Par Robin Guittard, chargé de campagne pour les Caraïbes à Amnesty International

Les règles régissant l’acquisition de la nationalité dominicaine sont un enchevêtrement de cases à cocher et de critères à remplir, mais pour la famille Nuel, l’impact de la nouvelle législation en la matière est on ne peut plus cruel. Par un hasard administratif, deux des trois enfants de cette famille sont susceptibles de se voir accorder la nationalité et tous les avantages que cela suppose, tandis que le troisième pourrait rester apatride, perdu dans les limbes.

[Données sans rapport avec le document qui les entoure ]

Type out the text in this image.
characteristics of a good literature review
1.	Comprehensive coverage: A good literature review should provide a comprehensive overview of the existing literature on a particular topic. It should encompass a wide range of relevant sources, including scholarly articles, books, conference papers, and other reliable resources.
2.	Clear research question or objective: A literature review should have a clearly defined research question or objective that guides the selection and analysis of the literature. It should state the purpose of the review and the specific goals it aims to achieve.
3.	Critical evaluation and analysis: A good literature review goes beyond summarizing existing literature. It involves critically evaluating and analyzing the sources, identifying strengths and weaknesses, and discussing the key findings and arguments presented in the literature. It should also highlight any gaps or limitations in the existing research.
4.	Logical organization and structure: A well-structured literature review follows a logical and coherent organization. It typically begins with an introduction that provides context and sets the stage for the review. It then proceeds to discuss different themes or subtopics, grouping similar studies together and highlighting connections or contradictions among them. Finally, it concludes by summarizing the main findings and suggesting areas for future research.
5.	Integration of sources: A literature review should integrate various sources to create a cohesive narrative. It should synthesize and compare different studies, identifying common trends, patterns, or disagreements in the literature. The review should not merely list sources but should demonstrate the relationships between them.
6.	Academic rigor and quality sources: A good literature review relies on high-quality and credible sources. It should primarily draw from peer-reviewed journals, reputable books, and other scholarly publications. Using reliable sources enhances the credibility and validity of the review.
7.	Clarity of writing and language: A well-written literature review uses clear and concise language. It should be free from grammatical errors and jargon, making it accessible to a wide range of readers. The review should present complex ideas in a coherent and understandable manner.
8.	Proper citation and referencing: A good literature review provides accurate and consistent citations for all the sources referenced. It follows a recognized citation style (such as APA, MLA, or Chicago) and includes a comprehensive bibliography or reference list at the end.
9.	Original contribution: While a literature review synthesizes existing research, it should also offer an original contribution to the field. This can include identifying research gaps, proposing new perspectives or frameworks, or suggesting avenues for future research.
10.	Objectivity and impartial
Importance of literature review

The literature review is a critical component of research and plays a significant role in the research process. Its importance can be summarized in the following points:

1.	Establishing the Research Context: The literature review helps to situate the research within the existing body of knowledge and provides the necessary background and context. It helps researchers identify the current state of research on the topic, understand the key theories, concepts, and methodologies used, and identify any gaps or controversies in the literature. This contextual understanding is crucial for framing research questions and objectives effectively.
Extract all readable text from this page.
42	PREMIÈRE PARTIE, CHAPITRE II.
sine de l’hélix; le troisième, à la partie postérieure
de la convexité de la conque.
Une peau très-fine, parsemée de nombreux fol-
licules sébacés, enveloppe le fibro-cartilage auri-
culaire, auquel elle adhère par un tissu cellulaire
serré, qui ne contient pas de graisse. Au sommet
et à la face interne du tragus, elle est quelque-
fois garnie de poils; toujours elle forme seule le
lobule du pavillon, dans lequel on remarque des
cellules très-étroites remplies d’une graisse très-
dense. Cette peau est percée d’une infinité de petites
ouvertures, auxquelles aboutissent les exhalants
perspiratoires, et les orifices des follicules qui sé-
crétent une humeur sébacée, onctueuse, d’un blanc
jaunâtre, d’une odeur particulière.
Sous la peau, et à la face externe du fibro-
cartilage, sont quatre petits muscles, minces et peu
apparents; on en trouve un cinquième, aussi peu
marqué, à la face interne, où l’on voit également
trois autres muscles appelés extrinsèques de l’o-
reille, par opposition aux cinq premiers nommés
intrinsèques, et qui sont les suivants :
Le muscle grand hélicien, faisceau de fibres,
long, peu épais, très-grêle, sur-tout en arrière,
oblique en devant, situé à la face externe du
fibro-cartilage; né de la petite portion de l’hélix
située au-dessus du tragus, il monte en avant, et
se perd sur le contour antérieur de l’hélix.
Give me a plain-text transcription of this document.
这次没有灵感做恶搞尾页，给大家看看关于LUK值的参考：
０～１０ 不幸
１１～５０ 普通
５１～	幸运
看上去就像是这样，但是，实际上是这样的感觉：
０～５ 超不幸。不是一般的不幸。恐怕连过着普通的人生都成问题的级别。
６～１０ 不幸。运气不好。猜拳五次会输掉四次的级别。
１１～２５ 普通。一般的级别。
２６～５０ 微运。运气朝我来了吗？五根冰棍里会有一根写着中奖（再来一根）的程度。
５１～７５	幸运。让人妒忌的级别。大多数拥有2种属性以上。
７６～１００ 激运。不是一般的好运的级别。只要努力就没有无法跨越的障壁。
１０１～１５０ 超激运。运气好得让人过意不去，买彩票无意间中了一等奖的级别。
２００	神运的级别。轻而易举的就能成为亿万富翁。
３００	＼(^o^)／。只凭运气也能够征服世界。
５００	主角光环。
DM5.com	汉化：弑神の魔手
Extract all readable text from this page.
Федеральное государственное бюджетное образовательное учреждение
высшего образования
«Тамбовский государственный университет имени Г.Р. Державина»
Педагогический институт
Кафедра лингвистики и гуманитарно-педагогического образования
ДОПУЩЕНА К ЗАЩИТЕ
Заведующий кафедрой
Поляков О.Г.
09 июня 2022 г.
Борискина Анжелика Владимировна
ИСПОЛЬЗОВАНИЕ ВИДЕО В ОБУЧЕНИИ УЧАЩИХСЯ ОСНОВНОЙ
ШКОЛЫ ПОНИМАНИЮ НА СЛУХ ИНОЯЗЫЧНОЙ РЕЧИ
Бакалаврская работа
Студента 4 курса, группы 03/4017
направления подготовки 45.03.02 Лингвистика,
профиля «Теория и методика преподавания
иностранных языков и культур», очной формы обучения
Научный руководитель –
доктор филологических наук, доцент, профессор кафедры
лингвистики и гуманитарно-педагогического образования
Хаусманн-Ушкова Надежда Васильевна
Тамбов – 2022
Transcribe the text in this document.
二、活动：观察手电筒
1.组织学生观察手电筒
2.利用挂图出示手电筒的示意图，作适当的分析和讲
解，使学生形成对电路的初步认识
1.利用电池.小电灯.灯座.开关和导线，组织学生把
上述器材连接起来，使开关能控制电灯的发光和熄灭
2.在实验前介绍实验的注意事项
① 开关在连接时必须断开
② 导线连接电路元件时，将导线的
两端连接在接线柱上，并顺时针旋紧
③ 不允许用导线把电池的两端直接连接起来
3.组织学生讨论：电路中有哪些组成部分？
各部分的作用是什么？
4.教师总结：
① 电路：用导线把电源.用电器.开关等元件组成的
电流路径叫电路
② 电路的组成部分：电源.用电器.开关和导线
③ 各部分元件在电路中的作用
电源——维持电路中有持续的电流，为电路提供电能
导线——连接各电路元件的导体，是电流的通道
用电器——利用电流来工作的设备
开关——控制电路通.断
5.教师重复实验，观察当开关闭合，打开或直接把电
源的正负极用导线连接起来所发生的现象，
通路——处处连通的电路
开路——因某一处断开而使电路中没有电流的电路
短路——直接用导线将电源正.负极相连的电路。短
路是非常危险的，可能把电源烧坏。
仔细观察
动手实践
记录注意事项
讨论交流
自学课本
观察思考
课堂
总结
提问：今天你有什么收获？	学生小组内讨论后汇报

J’ai rencontré la famille Nuel en mars 2014. Tandis que ses trois jeunes enfants gazouillaient à ses pieds, Liliana Nuel m’a parlé des rêves qu’elle avait pour sa famille et pour elle-même. Elle rêve d’étudier le droit à l’université, et nourrit également de grands espoirs pour ses trois petits.

Mais il faudrait une expertise juridique considérable pour démêler le fil des questions complexes relatives à la nationalité officielle de cette famille. Les Nuel sont d’origine haïtienne, ce qui signifie que leurs droits en République dominicaine sont précaires. Une nouvelle règlementation introduite par les autorités complique encore davantage leur situation dans ce pays, et ces derniers mois ont été une succession de hauts et de bas, et de retournements abrupts.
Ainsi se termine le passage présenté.